The Future of Robotics
Irrespective of their classification, the use of robots provides several advantages in manufacturing like reduced labour costs, increased production, high precision and flexibility. Fully autonomous robotic systems are able to operate completely independent of humans, using a variety of sensors and communication systems to assess the situation and make decisions and changes during operation. With high end software programming platform, it is possible to program robots with varying levels of autonomy ranging from constant repetition of a predefined motion to systems that are able to detect objects, avoid obstacles, map its surroundings, learn based on previous experience, etc.
Robots have assumed special importance in smart manufacturing and Industry 4.0 scenario.
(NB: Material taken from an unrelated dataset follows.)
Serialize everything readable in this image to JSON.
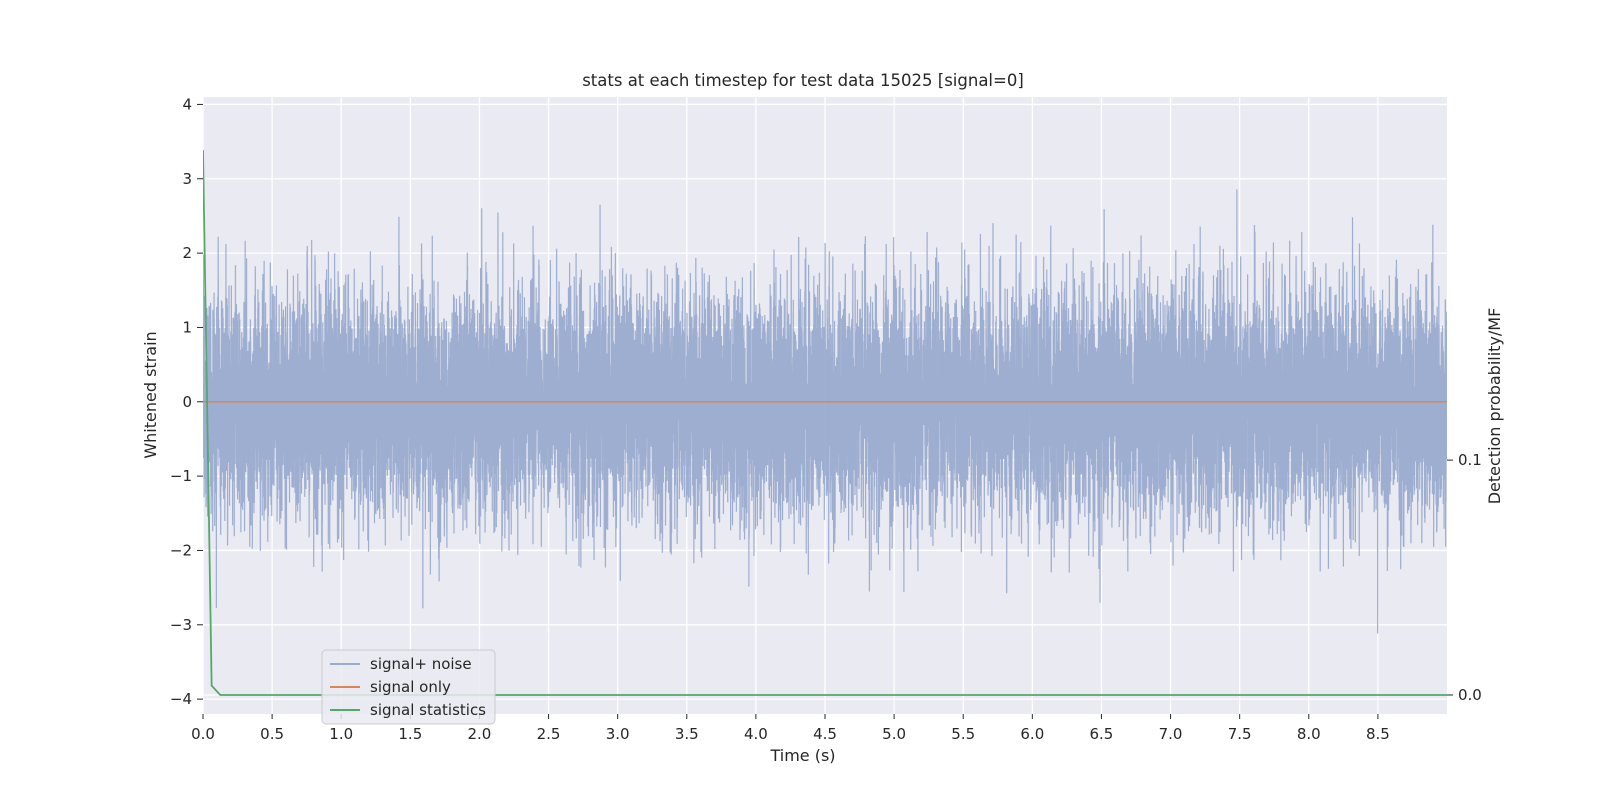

While Robots automate a lot of functions, with Industrial IoT, companies can take their smart manufacturing initiatives to another level. IIoT can help companies monitor and manage manufacturing operations digitally and hence remotely. It can red flag issues and hence help companies remain ahead of the problems. It can significantly improve manufacturing, productivity & efficiency. PTC IIoT ThingWorx solutions are considered amongst the best, that can help companies digitalise manufacturing operations management and AR (Augmented Reality) clubbed with IIoT can help companies achieve Digital Transformation.
Indeed, the future of industry in India, Singapore and other developing nations will be shaped by robotics.